A lot of freshmen in college experience a shift in their relationship with their parents. Even if you still live at home, college inevitably gives you more freedom and independence than experienced in a typical high school. Sometimes the shift in the relationship is for the better, but not always. Hanna teaches us how to navigate this and ensures that it is very normal for a lot of new students.
Hanna Seymour: College is the time to start pursuing your parents in an adult friendship sort of way. Now, your parents are never just going to be your best friends. They’re always going to be mom and dad. They’re always going to be your parents. You’re always going to be their baby. But I can’t encourage you enough to start pursuing your parents like you would a friend. So, when they call, or when you call home, maybe your folks don’t call you. What would it look like for you to set a time once a week, you know, “Sundays at 2:00 p.m., I’m going to call mom and dad.”

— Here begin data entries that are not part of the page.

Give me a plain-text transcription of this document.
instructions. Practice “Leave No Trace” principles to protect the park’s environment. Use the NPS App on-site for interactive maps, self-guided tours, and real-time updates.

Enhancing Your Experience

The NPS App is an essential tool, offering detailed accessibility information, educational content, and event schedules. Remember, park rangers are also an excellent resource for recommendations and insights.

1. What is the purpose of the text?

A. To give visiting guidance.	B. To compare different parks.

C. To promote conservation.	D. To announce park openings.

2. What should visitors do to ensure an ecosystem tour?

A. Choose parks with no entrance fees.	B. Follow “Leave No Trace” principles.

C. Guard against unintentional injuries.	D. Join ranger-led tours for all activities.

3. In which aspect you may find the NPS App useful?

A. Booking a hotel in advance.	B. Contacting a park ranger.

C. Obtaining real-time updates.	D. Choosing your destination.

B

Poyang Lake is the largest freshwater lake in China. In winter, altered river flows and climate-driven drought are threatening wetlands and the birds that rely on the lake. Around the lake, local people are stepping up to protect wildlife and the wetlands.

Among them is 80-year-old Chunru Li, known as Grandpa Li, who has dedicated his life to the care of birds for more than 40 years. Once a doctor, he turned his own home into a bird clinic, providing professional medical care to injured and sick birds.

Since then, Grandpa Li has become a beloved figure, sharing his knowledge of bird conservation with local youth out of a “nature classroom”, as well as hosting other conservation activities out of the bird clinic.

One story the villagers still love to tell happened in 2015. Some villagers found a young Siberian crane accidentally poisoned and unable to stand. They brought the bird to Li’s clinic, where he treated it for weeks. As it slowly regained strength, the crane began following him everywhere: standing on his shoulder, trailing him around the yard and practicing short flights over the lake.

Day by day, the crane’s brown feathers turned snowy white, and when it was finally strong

And if you’ve got both your mom and dad, talk to both of them. I made the mistake of calling home and only talking to my mom. My dad would answer the phone and I’d say, “Hey, dad, how are you? Can I talk to mom?” And it took my dad’s best friend calling me and saying, “Hanna, you’re hurting your dad’s feelings. When you call home, he wants to talk to you and know what’s going on in your life.” So, I mean, I felt sick. I did not mean to just be pushing my dad to the side. And so the lesson there for me was, okay, my dad wants to be my friend. My mom wants to be my friend. It’s time to start pursuing them in that way. Asking them about them. “What’s God teaching you? What’s going on in your life right now?”